In fact, Benjamin Netanyahu - who is set to take the helm of a new government in a few days - has been actively pursuing a policy of pivoting trade relations away from Europe, still Israel's biggest commercial partner by far, and toward emerging markets.

The goal is both pragmatic, as Israel does relatively little trade with the Brics, and political. some European countries have been sharply critical of what they see as Israeli intransigence in the unresolved conflict with the Palestinians, and Israeli officials fear political repercussions.

"Sometimes you say 'the state of Israel' in other regions of the world, and there are other things that come up in their minds," says Ophir Gore, Israel's trade attache in Beijing. "When you say 'Israel' in China they think innovation, they think high technology - so in that aspect, my job here is pretty easy."

Israel's trade turnover with China reached $11bn last year, about double the amount recorded in 2010. However, China still accounts for less than 10 per cent of overall Israeli trade compared, while a third goes to Europe, and a quarter to North America

Israel's economy ministry says that, in addition to the big deals like Agana and Tnuva, Chinese investment is going into smaller companies, notably in technology, agrotechnology and water management.

Baidu, China's largest search engine, has put $3m into Pixellot, an Israeli video capture start-up, and it provided funds to Carmel Ventures, an Israeli venture capital firm, last year.

In November Shouguang, on China's coastal plain, launched a "Water City" project meant to showcase Israeli innovations for water reuse and desalination.
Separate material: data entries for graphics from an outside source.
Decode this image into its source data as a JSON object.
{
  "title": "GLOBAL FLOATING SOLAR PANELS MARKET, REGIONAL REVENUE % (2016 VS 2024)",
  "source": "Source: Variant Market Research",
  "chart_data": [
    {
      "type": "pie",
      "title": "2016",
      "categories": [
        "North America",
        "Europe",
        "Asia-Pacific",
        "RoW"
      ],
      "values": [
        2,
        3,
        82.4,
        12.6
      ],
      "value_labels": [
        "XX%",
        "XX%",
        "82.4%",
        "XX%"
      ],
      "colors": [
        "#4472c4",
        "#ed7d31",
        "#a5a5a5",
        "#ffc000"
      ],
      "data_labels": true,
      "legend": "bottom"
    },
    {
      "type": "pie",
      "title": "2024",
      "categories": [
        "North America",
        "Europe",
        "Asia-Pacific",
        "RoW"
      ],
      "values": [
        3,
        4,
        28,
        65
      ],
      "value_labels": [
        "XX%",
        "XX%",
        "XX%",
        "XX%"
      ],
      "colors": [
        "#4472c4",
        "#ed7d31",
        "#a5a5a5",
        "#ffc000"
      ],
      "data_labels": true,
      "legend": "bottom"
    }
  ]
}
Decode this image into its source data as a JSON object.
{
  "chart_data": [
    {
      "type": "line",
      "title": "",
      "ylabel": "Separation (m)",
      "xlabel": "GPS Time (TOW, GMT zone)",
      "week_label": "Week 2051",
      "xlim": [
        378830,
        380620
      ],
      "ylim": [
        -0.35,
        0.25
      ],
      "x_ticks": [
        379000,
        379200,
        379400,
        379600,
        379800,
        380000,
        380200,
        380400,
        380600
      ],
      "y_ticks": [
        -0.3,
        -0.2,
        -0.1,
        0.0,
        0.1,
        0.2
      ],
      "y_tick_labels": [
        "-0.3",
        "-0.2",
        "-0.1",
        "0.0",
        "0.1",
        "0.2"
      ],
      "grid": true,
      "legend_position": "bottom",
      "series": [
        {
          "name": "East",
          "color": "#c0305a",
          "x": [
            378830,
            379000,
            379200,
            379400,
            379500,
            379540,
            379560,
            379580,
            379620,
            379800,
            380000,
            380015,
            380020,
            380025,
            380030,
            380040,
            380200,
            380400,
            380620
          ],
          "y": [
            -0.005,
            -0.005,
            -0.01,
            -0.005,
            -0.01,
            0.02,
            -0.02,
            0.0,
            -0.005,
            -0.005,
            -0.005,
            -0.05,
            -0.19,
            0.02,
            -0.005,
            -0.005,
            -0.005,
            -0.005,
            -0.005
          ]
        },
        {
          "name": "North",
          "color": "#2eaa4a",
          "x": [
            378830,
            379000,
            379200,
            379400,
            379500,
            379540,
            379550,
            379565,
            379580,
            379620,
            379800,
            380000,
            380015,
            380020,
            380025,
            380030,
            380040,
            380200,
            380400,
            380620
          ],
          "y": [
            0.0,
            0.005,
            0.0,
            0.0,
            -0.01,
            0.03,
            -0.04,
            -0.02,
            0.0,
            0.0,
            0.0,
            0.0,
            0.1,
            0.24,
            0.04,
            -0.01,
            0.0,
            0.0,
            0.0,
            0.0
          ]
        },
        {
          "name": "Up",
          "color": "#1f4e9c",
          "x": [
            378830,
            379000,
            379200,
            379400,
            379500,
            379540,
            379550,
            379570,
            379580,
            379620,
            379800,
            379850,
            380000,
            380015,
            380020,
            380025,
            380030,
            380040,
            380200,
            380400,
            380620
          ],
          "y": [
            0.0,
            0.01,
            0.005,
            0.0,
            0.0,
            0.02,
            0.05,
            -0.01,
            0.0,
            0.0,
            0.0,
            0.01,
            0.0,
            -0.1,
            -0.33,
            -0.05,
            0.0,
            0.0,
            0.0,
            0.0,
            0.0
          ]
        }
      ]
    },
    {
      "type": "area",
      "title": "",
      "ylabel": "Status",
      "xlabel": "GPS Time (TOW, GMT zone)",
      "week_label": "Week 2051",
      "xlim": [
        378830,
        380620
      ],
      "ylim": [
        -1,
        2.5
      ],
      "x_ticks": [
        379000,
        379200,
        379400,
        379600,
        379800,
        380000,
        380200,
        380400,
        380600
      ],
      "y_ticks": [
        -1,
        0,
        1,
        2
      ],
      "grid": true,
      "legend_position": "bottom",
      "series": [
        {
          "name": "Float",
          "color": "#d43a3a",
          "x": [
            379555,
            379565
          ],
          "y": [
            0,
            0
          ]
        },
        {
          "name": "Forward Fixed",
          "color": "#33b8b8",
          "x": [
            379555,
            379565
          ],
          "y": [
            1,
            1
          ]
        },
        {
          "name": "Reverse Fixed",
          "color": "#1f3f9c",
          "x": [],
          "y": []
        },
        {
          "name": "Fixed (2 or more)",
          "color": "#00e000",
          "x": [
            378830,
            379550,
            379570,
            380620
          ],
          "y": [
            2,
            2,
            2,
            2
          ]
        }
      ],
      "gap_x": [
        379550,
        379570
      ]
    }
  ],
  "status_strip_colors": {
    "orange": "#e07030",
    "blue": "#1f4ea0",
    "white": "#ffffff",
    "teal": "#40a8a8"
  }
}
The first contracts are expected to be signed by the end of this year, and should be operational by 2017.

China, with its billion-plus population, can in turn serve Israel as both consumer market and commercial partner. "We are great inventors and brilliant at developing things," says Todd Dollinger of Trendlines, a technology investment company that organised Agrivest. But our production capabilities are nowhere near the ability of China, and we are very far from major markets - we are effectively an island, and we do best when we partner."